Two days before their inflammatory statement, Russian rectors issued a much less bellicose communication, calling for international research to remain open in spite of events.
Some Russian universities have issued individual statements on the war. On 28 February, the rector of the Moscow Institute of Physics and Technology put out a carefully worded statement urging colleagues not to comment on political events and stressing the value of international cooperation. “We may have differing views on what is going on,” he said.
On the other hand, last week the rector of Peter the Great St Petersburg Polytechnic University issued a full-throated backing of the invasion, blaming the west for inciting the conflict and repeating the Kremlin claim that Ukraine was seeking nuclear weapons.
Nearly 8,000 Russian scientists have now signed an anti-war petition condemning the invasion of Ukraine.
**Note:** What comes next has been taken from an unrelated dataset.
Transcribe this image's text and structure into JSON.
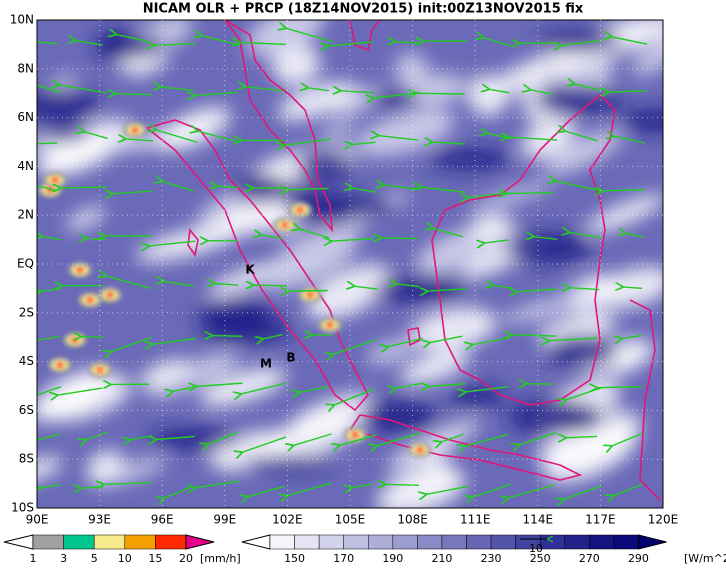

However, the science website that published the petition has now taken it down “due to the new legislation effectively introducing severe censorship.” However, the list of signatories is still visible.
One signatory contacted by Science|Business said that the Russian government “cares little about the international isolation of Russian scientists and acts with little regard for them (as well as for the rest of the people).” Severing ties with Russian scientists is “inappropriate”, the signatory said, “because it will not benefit science.”